I'm sucker for historical mysteries featuring nuns or monks and Hildegard is part of these group of beloved sleuths.
This is a complex and dark story, full of secrets and twists. It's well plotted and gripping, the characters are fleshed out as usual
Many thanks to the publisher for this arc, all opinions are mine
Medieval mystery at it’s best.
1394—the religious sector and the secular world have their problems. As Hildeguard puts forth, a “schism caused by two men claiming to be the true pope is a contagion. And even our own realm is riven in twain. At least two of our barons see themselves as king in place of their young nephew.” And it seems a catastrophic flood is about to engulf the area that includes Swyne Priory, Haltemprice Priory, and the Abbey of Meaux, or so Josiana the mathematically knowledgeable novice has decided. She’s done all her calculations.
Josiana goes to to Haltemprice to return an astrolabe she’s been using. She fails to return and Hildegard cannot find her, nor the serving girl who went with her. The girl will be discovered down in the salt marsh, the saltings, dead.
A stranger turns up during the night looking for sanctuary and succour with wild tales of being pursued by an assassin. At first Hildegard wonders if he’s killed Lydia. His identity is unknown except he claims to be a minstrel for King Richard, and have witnessed something that had him fearing for his life.
Troublesome novices twin sisters, Bella and Rogella, beguile a young priest. One sister and the priest go missing. But which one? What’s going on here?
All throughout the flood waters threaten lives and property.
Add to this, Hubert is stricken by some sort of burden, refusing to see anyone. Hildegard confronts him and is treated coldly as though by a stranger. His men at arms and Hildegard’s are worried.
The Prioress has told Hildegard that she’s considering naming Hildegard her successor. What of the unspoken plans hinted at between Hildegard and Hubert, lord abbot of Meaux, not so long ago?
A wonderful medieval novel replete with intrigue and conflict, including in the ordinary lives of those within the church, still struggling with their humanity.
A Severn House ARC via NetGalley.
Many thanks to the author and publisher.
Please note: Quotes taken from an advanced reading copy maybe subject to change
1394 and the weather around Meaux is wet. Flood waters are encroaching on the arable land and it is predicted to only get worse. Hildegard is tasked with maintaining discipline over some unruly novices but her work is halted when in short succession a stranger arrives claiming to be chased by an assassin and then a member of the workforce from the priory is found murdered. As the weather closes in, can Hildegard get justice.
This appears to the be the final volume in what has been a solid and entertaining series. The research is excellent and generally the plots are strong enough in a crowded genre. I have to admit that the on/off state of Hildegard's 'love life' is somewhat annoying (should she even have one?) but it appears settled here.
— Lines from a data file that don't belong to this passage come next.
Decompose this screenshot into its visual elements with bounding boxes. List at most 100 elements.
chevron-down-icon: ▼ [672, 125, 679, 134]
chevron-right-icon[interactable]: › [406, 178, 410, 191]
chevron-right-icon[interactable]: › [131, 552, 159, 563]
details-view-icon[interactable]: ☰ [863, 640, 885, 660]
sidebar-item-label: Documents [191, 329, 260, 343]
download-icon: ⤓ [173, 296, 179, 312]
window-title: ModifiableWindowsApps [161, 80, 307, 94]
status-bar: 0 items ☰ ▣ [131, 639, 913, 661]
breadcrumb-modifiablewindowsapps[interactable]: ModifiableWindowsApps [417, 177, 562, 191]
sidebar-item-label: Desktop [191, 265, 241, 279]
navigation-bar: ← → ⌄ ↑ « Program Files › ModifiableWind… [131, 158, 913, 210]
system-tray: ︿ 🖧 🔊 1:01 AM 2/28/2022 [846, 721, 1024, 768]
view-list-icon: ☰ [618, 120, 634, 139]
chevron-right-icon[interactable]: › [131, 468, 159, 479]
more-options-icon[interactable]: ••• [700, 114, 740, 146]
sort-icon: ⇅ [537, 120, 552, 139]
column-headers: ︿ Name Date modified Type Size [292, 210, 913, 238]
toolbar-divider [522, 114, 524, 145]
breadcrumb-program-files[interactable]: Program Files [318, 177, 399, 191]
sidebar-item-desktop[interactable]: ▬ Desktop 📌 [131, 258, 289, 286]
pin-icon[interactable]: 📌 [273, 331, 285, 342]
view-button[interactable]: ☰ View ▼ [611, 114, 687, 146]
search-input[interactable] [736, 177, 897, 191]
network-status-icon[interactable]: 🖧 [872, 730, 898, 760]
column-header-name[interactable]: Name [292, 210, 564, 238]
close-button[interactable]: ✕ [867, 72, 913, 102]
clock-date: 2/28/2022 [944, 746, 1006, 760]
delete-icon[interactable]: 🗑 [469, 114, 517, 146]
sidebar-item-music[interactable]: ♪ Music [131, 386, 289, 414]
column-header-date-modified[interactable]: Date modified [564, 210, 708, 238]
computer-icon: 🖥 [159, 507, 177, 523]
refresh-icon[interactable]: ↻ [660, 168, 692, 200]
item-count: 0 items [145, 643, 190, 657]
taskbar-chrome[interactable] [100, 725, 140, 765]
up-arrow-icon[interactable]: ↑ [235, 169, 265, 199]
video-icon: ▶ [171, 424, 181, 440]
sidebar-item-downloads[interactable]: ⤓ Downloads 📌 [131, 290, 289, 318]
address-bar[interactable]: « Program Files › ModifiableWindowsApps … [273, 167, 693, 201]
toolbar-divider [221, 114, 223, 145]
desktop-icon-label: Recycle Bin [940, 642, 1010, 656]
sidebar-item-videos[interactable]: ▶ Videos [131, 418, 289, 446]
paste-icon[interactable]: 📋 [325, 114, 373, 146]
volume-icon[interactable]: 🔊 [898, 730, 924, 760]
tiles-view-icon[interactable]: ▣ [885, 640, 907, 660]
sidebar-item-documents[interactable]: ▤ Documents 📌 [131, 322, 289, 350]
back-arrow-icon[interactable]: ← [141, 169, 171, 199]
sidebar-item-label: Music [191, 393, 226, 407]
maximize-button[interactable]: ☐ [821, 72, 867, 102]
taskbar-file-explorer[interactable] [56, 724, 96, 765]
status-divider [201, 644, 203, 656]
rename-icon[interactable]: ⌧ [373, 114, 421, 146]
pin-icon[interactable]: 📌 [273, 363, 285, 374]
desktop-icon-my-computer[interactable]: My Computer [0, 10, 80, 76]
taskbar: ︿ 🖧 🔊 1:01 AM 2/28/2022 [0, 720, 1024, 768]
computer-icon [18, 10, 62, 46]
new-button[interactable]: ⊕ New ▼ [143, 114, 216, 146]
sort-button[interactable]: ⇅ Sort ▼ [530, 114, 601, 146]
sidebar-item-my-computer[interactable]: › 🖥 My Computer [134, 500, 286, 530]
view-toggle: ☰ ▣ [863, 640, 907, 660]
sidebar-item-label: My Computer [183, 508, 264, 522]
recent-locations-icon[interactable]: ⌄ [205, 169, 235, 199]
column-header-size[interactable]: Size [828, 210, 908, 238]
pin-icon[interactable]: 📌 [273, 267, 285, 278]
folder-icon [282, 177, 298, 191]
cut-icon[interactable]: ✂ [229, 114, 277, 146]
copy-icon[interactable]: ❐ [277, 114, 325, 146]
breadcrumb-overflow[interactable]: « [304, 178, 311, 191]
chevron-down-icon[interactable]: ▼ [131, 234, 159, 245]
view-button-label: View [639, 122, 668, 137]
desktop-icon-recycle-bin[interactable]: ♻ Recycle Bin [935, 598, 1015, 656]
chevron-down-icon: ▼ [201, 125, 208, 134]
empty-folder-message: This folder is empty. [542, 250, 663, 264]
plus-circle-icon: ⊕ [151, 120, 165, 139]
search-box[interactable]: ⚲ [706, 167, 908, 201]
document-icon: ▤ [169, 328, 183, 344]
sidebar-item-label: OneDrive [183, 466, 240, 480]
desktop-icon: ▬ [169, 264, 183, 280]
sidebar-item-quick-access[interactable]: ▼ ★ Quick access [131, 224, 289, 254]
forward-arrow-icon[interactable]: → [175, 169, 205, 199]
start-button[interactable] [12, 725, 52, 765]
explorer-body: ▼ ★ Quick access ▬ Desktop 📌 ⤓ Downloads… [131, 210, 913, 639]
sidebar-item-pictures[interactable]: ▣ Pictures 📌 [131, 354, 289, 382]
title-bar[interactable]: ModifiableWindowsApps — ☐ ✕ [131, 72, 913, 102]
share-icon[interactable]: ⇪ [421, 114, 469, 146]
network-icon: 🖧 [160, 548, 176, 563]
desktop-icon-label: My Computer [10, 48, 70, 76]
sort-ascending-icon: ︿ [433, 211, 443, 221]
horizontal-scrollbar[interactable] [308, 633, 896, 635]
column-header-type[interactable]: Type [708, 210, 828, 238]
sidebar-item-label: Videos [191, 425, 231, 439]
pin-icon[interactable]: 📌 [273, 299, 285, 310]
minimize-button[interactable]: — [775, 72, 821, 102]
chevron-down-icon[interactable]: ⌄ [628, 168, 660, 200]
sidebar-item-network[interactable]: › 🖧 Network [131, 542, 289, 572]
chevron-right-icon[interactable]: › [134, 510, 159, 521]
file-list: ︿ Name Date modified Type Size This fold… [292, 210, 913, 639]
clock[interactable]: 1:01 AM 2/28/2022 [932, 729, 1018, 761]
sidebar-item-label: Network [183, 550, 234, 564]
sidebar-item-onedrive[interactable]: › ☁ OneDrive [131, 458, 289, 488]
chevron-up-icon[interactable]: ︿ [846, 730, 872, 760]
I did love the idea of the setting being a area that was dangerously flooded, a nice twist.
I have greatly enjoyed over the last few years the dark and compelling world of Cassandra Clark's medieval mysteries set in and around Swyne Priory and featuring Hidelgard of Meaux and a brilliant cast of exquisitely drawn characters.
It's 1394 and while the political shenanigans of the House of Lancaster are threatening the fragile reign of Richard II, rising flood waters and a vicious killer are threatening the peace of the religious community.
A captivating whodunit full of greed, lust and death blessed with intricately realized characters and settings that give it a vivid, almost cinematic quality.
With its dark and violent plot that definitely echoes the harshness of England’s politics at the end of the 14th century, this smart and adrenaline-fueled medieval thriller was a marvellous read from start to finish!
Many thanks to Severn House and Netgalley for this terrific ARC.